Are living beings extended autopoietic systems? An embodied reply

Building on the original formulation of the autopoietic theory (AT), extended enactivism argues that living beings are autopoietic systems that extend beyond the spatial boundaries of the organism. In this article, we argue that extended enactivism, despite having some basis in AT’s original formulation, mistakes AT’s definition of living beings as autopoietic entities. We offer, as a reply to this interpretation, a more embodied reformulation of autopoiesis, which we think is necessary to counterbalance the (excessively) disembodied spirit of AT’s original formulation. The article aims to clarify and correct what we take to be a misinterpretation of AT as a research program. AT, contrary to what some enactivists seem to believe, did not (and does not) intend to motivate an extended conception of living beings.

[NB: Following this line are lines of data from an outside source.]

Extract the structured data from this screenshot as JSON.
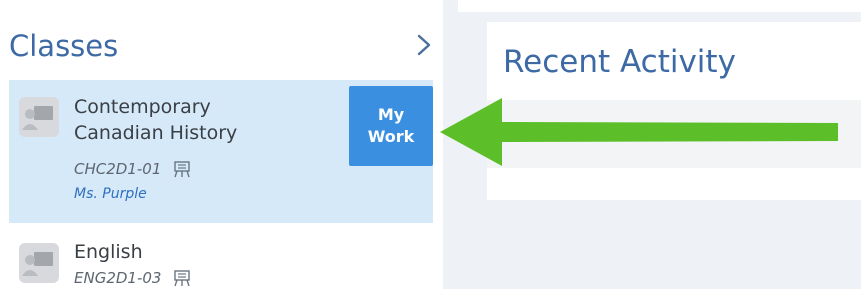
{
  "classes_section": {
    "title": "Classes",
    "expand_icon": "chevron-right-icon"
  },
  "classes": [
    {
      "name": "Contemporary Canadian History",
      "code": "CHC2D1-01",
      "teacher": "Ms. Purple",
      "button_label": "My Work",
      "selected": true
    },
    {
      "name": "English",
      "code": "ENG2D1-03",
      "selected": false
    }
  ],
  "recent_activity": {
    "title": "Recent Activity"
  },
  "colors": {
    "accent_blue": "#3a8fe0",
    "selected_bg": "#d6e9f8",
    "title_blue": "#3d6aa5",
    "arrow_green": "#5cbf2a"
  },
  "icons": [
    "class-icon",
    "room-icon",
    "arrow-icon"
  ]
}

AT’s primary purpose, we argue, was (and is) to provide a universal individuation criterion for living beings, these understood as discrete bodies that are embedded in, but not constituted by, the environment that surrounds them. However, by giving a more explicitly embodied definition of living beings, AT can rectify and accommodate, so we argue, the enactive extended interpretation of autopoiesis, showing that although living beings do not extend beyond their boundaries as autopoietic unities, they do form part, in normal conditions, of broader autopoietic systems that include the environment.